Fortunately, we had already collected most of the data we needed for these, so I have restricted the number of CLONEs back to 60. Only RUNs > 1000 should be going out now, and I am monitoring to see if these are corrupted---these should be OK.

Again, huge apologies for the disruptions here. We still managed to get a ton of useful data! I'll post the results of the dashboards this weekend.

~ John Chodera // MSKCC

Re: Project 13460 - two bad work units

Posted: Sat Jan 15, 2022 12:06 am
by JohnChodera
Update: It looks like I can't halt the corrupted RUNs from being sent out, so I am halting the project.

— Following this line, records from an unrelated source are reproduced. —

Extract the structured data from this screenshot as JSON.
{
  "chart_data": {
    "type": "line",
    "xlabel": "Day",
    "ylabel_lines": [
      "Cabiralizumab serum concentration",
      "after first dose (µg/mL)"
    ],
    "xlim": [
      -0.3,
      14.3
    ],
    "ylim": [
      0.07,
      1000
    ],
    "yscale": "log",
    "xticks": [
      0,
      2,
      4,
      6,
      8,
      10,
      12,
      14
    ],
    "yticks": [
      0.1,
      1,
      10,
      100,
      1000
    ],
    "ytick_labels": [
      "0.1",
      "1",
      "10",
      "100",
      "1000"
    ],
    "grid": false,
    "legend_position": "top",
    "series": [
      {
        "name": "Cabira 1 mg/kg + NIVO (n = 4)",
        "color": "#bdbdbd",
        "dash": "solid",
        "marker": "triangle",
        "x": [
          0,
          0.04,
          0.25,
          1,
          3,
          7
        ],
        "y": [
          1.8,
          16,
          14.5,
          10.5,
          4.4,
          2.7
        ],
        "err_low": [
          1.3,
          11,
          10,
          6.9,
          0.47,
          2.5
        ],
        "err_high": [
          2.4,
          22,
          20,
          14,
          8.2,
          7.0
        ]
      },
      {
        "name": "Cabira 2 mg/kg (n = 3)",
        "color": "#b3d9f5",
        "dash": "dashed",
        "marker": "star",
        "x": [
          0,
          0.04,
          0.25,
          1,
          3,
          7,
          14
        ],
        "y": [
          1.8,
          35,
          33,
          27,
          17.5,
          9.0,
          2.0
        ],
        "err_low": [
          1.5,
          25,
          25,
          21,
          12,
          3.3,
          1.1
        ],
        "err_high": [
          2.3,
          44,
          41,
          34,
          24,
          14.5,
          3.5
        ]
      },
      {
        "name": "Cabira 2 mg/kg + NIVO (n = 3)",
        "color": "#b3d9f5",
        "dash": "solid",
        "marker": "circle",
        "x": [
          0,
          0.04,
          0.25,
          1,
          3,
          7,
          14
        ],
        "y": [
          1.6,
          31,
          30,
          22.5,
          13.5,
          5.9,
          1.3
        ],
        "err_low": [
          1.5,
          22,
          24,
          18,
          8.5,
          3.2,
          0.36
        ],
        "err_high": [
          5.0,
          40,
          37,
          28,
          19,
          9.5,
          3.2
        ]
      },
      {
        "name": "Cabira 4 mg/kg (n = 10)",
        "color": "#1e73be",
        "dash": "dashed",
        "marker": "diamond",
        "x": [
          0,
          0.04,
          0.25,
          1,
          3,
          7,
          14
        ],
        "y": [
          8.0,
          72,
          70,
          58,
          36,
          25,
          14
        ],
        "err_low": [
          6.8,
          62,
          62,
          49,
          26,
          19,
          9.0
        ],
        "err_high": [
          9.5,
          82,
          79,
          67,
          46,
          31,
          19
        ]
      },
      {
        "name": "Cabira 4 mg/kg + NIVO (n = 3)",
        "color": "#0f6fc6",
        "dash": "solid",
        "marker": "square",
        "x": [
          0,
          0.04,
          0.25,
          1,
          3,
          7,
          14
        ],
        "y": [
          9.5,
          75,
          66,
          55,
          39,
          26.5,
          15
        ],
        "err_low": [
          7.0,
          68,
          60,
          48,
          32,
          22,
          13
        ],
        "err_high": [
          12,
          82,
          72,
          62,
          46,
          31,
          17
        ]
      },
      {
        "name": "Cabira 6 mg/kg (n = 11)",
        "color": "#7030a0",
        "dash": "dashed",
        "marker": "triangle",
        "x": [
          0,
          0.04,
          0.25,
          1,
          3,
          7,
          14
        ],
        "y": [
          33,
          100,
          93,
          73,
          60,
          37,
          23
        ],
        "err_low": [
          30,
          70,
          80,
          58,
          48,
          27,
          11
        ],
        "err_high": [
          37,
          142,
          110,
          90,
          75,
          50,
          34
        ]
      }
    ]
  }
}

We still got a large amount of useful data, and I will set up and test Sprint 12 over the weekend so we're ready to launch Monday!

Enormous thanks, all!

~ John Chodera // MSKCC

Re: Project 13460 - two bad work units

Posted: Sat Jan 15, 2022 4:15 am
by gordonbb
JohnChodera wrote:Update: It looks like I can't halt the corrupted RUNs from being sent out, so I am halting the project.

We still got a large amount of useful data, and I will set up and test Sprint 12 over the weekend so we're ready to launch Monday!

Enormous thanks, all!

~ John Chodera // MSKCC
And an enormous thanks to you and your team. We eagerly await the opportunity to help and I think I can say we can accept the odd hiccup along the path.